Maya önde Hector arkada yürümeye devam ederken genç kız eteğinin üstünde ki önlüğün cebinden küçük bıçağını çıkardı. Bu lanet adamı öldürmek değildi maksadı ama yaralayıp elinden kurtulabilirdi. Derin bir nefes alıp iki adım daha attıktan sonra aniden yere düştü. Hector ise 'Daha yolda yürümesini beceremezken birde bana tuzak kurarsın ha!' diye söylenip Maya'nın kendiliğinden yerden kalkmasını beklemeye başladı. Ama genç kız baygın bir halde yerde yatmaya devam ediyordu. Hector sırtı dönük halde yerde yatmaya devam eden Maya'nın yanına gelip kızı ayağıyla dürttü. 'Ne yaparsan yap, saraya gitmekten başka çaren yok. Beni duyuyor musun?' ama yerde yatan kızdan tek bir çıt bile çıkmadı. 'Başını taşa falan mı vurdu yoksa?' diye düşünüp hafifçe yere çömeldi ve yerde yatan genç kızı omzundan tutup kendine doğru çevirmeye başladı. İşte o an da elinde ki bıçağı hazır halde tutan Maya, omzundan tutup kendini kaldırmaya çalışan Hector'un omzuna doğru salladı. Hector bıçağı son an da fark etmişti. Ama O'da tıpkı John gibi beklenmedik bir olayla karşı karşıyaydı. Maya'nın bu kadar ileri gidebileceğini tahmin etmemişti.
John ise onunla aynı dakikalarda saraya gelen piskoposun uzun ve sıkıcı konuşmasını sinirli bir yüz ifadesiyle dinliyordu. Piskopos lafın sonunda saraya asıl gelme sebebini söylediği anda ise John sinirden deliye dönmüş halde tahtından kalkıp piskoposun yanına geldi. "Siz... Nasıl olur da böyle bir şeyi bu kadar rahat ve çekinmeden söyleyebilirsiniz? Hem de böyle bir zaman da..."

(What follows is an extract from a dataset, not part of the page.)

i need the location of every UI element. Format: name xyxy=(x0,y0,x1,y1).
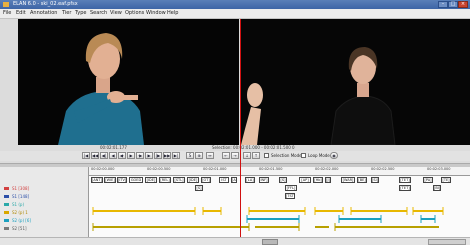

Tıpkı Maya ve Hector gibi John'un boyun eğdiği bazı yerler vardı. Bunun başında da kilise bulunuyordu. Ülkeyi her ne kadar John yönetiyor gibi görünse de kiliseden tam bağımsız olarak karar alamazdı. Ve şu anda piskoposun dudaklarından dökülen sözler onun duymayı istemediği gerçeklerden bahsediyordu.